The results of our genetic work show a genetic distance value of >7% (cytb) between J. naungmungensis and J. danjoui. This distance equals or exceeds mean pairwise distances among other sister species in babblers, as we have shown. Thus, despite justified and reasonable criticism of the use of genetic distances as a threshold indicative of species status in birds (Rheindt and Austin 2005; Thomson et al. 2014), we consider J. naungmungensis to be genetically distinctive. Mean ages of Holarctic bird species (i.e., divergence time estimates for the split from their sister) have been estimated as corresponding to the Miocene/Pliocene boundary: 5.7–7.1 Ma for Himalayan species pairs (Price et al. 2014), about 5 Ma for Nearctic species pairs (Klicka and Zink 1997), and 3.9 Ma in a comprehensive comparison of avian genera (Johns and Avise 1998); sister species were not considered in the latter study, only randomly drawn congeners. Regardless of all the uncertainties associated with molecular dating, the deep split between J. naungmungensis and J. danjoui clearly exceeds intraspecific genetic variation in passerine birds as assessed to date. Moreover, the phylogenetic relationships between Jabouilleia and Rimator are not completely resolved. Paraphyly of Jabouilleia would be a strong argument against uniting J. danjoui and J. naungmungensis under the same species-level taxon. However, the sister-group relationship between the Indochinese J. danjoui and R. albostriatus from Sumatra has received support only from mitochondrial genes and so further information from multi-locus data sets including R. pasquieri from northern Vietnam is needed. In any case, conspecific classification of R. m. albostriatus and R. m. malacoptilus (Dickinson and Christidis 2014; under the genus Napothera) is not supported by our phylogeny (for the species status of the latter and R. albostriatus, see del Hoyo and Collar 2016). Nevertheless, the deep split between J. naungmungensis and its eastern sister clade reflects a rather common phylogeographic pattern at the species level, i.e., an east–west disjunction between Central Himalayan endemics and their eastern Himalayan/Indochinese/Indo-Myanmar counterparts (Martens 2015; Päckert et al. 2012, 2015).
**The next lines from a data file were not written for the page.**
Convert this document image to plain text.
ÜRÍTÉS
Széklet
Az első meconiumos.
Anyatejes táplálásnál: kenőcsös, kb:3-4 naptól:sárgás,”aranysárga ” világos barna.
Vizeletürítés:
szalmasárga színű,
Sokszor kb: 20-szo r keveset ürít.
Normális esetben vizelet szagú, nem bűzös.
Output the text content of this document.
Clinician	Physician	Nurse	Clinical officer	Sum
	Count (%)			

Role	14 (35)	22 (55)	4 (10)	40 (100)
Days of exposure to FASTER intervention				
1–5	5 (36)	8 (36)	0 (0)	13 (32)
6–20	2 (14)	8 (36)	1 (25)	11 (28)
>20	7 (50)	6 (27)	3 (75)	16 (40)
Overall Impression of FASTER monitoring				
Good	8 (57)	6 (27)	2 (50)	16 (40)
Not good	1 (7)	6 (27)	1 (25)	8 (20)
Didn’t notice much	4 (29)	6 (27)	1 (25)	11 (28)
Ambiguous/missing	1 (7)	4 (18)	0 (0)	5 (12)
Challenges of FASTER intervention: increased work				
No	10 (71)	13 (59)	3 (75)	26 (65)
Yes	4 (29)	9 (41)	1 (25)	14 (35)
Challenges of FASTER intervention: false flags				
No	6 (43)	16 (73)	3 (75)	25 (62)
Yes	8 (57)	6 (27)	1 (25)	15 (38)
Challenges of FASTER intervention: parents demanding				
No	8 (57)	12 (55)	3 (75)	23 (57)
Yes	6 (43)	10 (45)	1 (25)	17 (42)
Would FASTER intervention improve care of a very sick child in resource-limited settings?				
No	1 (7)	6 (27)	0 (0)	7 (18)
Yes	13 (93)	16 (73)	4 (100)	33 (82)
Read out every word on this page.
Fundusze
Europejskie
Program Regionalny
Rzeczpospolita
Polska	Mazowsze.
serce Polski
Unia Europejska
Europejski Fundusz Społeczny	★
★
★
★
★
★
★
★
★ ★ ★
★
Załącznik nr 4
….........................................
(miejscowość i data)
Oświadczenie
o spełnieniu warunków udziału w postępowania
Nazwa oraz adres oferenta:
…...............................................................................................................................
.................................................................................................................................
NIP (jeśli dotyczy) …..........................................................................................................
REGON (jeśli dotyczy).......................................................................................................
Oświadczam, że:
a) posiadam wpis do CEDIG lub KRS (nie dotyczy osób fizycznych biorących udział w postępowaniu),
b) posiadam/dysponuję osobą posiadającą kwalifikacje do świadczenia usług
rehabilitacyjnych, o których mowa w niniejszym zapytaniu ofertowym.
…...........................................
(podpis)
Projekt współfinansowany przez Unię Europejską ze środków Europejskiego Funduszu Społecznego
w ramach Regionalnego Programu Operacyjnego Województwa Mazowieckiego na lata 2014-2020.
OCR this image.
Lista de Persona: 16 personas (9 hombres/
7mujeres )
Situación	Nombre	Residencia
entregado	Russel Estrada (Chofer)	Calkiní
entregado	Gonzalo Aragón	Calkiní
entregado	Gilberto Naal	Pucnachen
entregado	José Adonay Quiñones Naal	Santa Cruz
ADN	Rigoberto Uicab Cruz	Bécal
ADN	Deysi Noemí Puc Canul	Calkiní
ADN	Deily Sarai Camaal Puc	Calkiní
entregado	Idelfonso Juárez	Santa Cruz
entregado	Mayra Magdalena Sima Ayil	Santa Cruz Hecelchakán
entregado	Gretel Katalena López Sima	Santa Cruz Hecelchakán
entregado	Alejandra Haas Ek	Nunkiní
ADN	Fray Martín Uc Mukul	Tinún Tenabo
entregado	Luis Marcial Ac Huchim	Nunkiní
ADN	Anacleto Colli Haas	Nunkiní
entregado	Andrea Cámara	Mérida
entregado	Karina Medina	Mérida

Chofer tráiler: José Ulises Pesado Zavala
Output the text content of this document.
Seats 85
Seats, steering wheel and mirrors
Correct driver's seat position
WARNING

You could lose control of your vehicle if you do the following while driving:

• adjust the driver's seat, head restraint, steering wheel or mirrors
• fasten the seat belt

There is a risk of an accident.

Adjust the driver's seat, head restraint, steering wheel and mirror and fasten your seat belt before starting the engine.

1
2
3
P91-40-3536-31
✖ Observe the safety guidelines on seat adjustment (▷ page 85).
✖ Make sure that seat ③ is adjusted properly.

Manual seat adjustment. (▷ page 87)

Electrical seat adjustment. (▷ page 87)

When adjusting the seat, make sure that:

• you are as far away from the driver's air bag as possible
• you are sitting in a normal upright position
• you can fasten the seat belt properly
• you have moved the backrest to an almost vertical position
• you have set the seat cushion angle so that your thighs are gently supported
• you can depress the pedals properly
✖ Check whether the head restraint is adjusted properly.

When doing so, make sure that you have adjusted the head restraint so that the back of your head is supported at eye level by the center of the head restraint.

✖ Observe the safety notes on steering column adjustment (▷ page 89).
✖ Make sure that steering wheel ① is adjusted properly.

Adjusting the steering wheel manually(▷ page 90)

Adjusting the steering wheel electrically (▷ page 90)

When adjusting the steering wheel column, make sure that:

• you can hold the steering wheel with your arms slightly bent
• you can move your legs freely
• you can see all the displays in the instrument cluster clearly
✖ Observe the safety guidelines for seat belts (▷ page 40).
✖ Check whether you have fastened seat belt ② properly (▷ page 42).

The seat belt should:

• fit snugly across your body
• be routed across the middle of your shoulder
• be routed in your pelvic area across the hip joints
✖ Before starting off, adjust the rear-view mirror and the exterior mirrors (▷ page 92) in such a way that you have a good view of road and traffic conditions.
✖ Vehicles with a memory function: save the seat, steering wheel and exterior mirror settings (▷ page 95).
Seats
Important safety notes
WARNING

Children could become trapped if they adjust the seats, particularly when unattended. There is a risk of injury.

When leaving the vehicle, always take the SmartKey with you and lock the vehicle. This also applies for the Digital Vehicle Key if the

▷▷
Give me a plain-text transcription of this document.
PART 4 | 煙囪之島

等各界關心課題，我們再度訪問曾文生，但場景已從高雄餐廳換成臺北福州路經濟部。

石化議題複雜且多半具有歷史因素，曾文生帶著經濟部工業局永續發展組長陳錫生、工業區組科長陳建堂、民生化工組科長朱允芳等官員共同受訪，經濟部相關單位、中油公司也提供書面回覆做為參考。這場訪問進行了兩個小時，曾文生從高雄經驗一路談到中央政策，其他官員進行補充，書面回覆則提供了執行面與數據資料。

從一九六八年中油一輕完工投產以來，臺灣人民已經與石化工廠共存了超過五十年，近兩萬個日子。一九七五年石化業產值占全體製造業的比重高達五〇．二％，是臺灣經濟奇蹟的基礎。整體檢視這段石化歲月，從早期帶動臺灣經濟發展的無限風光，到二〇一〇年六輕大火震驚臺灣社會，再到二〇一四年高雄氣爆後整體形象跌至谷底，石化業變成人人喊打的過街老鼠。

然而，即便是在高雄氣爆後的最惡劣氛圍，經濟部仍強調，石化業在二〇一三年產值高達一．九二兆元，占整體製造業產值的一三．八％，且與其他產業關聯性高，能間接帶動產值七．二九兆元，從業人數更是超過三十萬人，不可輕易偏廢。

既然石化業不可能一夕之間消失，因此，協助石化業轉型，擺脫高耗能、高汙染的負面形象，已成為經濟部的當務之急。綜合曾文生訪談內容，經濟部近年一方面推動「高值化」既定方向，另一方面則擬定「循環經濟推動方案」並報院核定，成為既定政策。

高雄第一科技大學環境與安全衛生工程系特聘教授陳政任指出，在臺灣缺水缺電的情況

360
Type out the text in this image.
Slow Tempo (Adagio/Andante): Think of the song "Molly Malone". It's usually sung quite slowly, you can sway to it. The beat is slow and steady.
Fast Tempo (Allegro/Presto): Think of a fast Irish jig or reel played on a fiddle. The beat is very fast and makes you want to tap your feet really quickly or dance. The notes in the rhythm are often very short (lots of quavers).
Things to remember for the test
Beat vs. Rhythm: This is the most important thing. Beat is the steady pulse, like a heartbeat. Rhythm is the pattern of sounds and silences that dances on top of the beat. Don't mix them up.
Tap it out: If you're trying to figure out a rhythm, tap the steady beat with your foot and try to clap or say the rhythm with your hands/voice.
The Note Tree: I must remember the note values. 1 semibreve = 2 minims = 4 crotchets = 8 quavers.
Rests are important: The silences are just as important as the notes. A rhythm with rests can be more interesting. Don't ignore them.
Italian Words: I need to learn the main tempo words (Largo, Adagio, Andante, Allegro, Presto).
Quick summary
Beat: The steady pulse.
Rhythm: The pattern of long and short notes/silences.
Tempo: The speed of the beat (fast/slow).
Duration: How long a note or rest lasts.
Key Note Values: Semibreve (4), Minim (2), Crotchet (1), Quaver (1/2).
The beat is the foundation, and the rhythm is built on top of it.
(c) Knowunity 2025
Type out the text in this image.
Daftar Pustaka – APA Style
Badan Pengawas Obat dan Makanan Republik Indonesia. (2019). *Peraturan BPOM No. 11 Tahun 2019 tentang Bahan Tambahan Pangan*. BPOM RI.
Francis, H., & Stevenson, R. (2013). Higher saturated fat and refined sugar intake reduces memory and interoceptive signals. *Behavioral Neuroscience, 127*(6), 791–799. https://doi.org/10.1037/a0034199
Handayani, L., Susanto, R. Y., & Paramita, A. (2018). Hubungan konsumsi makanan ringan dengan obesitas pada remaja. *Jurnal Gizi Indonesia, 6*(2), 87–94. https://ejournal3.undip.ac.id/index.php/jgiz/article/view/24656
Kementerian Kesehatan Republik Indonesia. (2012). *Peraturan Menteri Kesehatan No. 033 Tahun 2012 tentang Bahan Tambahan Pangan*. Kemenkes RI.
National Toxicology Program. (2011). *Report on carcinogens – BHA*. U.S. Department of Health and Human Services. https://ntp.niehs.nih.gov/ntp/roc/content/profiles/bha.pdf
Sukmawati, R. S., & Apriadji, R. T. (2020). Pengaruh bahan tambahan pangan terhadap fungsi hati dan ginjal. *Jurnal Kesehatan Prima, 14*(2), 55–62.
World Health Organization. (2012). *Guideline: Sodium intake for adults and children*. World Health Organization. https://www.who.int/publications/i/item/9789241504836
We recognize that there can be no completely definitive answer in the recognition of allopatric species. However, not to recognize two species as different as J. naungmungensis and J. danjoui undermines the entire process because of the very large number of congeners that are recognized as separate species based on far weaker data. In conclusion, based on an integrative concept of taxonomy, J. naungmungensis is a full species with significant and clear differentiation in the three independent and commonly used character sets of morphology (own data), genetics (own data), and bioacoustics (Rappole et al. 2008).